NEW YORK - Top diplomats from the United States and Libya celebrated their newfound friendship Saturday, but disputes remain from more than two decades of hostility.

Secretary of State Condoleezza Rice has cited Libya as a model for other nations after its decision to renounce weapons of mass destruction and engage the world, but she has repeatedly put off a trip to Tripoli to inaugurate a U.S. Embassy. The United States quietly upgraded its small diplomatic office in Tripoli to an embassy this summer, but has held no formal ceremony to mark the occasion.

Instead, Rice saw her Libyan counterpart on the sidelines of the U.N. opening session.

Rice and Libyan Foreign Minister Abdurahman Shalgam discussed cooperation in fighting terror, a turnabout for the North African nation that the U.S. long called a terror sponsor.

The Associated Press, citing an unnamed source, reported that Rice also emphasized the United States' desire to resolve outstanding legal issues related to the 1988 bombing of Pam Am flight 103.

The Pan Am issue is one of two major sticking points between Washington and Tripoli four months after the United States announced it would establish full diplomatic ties with Libya and remove it from the State Department's list of state terror sponsors.

It was not clear whether Rice and Shalgam aired the other outstanding issue: Libya's treatment of five Bulgarian nurses and a Palestinian doctor accused of infecting Libyan children with the virus that causes AIDS.

Libyan leader Moammar Gadhafi surprised the world in late 2003 when he swore off terrorism and announced plans to dismantle his country's weapons of mass destruction programs.

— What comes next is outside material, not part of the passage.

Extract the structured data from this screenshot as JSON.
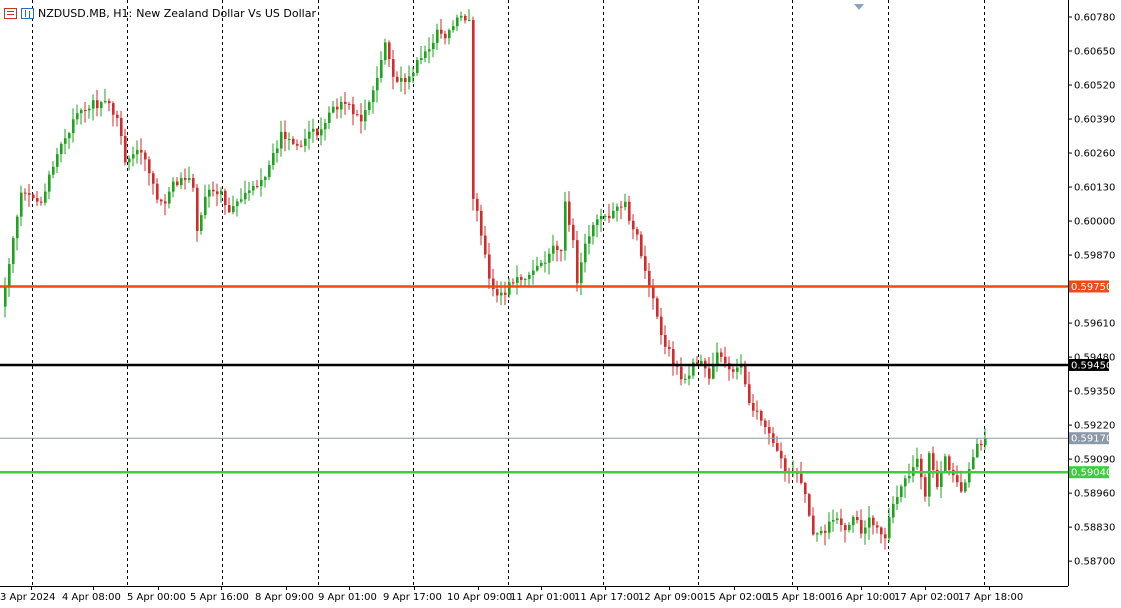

Libya was eager to end the international isolation and economic hardships from United Nations and U.S. sanctions in the Pan Am case, and Gadhafi concluded the weapons programs were best used as a bargaining chip.

The diplomatic thaw began almost immediately, with the opening of a U.S. diplomatic office in Libya in 2004.

The U.S. had not had formal diplomatic relations with Libya since 1980.

The Bush administration went ahead with plans to establish normal diplomatic relations with Libya despite opposition from families of Americans killed in the Pan Am bombing.

Libya was held responsible for the airliner bombing, which claimed 270 lives, most of them American.

Families of victims say they are still owed $2-million apiece as part of a settlement that Libya made with the United States.